Honors Chemistry Additional Chapter 12 Problems

These are difficult, multi-step problems. Use the “Brick Wall” method of problem solving to solve these problems. The answers are on the second page of this document.

1.  Assume that the human body requires daily energy that comes from metabolizing 816 g of sucrose, C12H22O11, using the following equation:

C12H22O11 + 12 O2 → 12 CO2 + 11 H2O + energy

a)  How many dm3 (liters) of pure oxygen (at STP) are consumed by a human being in 24 hours?

b)  Suppose a thief accidently gets locked in a 35.5 m3, air-tight bank vault during a robbery. The vault cannot be opened for 24 hours. If the air in the vault contains 20% oxygen by volume, can the thief light a 224 g candle (wax, C25H52, undergoes a combustion reaction when burned), let it burn to completion, and still survive to be arrested when the vault opens?

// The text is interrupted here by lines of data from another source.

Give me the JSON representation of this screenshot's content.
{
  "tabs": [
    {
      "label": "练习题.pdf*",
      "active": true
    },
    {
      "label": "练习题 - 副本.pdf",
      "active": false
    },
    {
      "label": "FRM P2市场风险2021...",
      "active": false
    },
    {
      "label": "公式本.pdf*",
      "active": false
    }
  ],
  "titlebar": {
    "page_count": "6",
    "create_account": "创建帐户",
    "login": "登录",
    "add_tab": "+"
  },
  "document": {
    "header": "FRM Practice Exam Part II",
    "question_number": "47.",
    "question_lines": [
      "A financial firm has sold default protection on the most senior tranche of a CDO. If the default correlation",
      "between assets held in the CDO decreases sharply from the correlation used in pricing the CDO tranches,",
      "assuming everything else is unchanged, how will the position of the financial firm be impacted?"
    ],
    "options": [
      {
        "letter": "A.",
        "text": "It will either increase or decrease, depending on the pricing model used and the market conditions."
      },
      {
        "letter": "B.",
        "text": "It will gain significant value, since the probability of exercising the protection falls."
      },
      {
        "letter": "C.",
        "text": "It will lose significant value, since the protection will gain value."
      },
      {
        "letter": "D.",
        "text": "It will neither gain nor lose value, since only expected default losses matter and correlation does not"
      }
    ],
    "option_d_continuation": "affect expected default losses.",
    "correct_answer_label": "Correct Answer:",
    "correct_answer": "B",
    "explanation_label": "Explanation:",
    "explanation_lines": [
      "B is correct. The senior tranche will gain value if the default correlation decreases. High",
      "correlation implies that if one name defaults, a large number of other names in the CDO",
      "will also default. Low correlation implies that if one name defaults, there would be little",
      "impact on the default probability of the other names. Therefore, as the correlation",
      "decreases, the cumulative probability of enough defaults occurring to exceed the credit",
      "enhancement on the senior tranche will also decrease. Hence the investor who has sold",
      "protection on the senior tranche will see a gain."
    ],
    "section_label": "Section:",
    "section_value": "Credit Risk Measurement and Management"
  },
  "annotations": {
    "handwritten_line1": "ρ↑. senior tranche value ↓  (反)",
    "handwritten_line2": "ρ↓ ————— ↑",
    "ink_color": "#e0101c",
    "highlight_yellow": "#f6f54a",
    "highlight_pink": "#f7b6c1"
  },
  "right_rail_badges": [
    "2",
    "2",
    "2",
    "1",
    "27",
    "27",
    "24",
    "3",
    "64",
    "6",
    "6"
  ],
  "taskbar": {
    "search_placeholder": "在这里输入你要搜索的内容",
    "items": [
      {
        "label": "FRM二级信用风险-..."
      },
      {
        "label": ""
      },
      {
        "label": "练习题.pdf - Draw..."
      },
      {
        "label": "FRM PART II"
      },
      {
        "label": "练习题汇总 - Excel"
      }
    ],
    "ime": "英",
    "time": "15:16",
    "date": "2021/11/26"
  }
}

2.  A student has a mixture of KClO3, K2CO3, and KCl. She heats 50.0 g of the mixture and determines that 5.00 g of oxygen and 7.00 g of carbon dioxide are produced by these reactions:

2KClO3 → 2KCl + 3 O2

K2CO3 → K2O + CO2

KCl is not affected by the heat. What is the percent composition of the original mixture?

Answers:

1.a) 641 dm3

1.b) Candle burns – uses up 542 L dm3 (L) of oxygen.

542 L + 641 L (amount used by thief to breather) = 1183 L needed by thief and candle.

35.5 m3 bank vault (35, 000 dm3) filled with air (20% oxygen) = 7100 dm3 (L) of oxygen available for thief and candle. The thief lives.

3.  5.00 g of oxygen given off means 12.8 grams of potassium chlorate decomposed

7.00g of carbon dioxide released means 22.0 g of potassium carbonate decomposed.

50.0 – 12.8 – 22.0 = 15.2 g of KCl since that is not affected by the heat

% potassium chlorate = 25.6%

% potassium carbonate = 44.0 %

% potassium chloride = 30.4%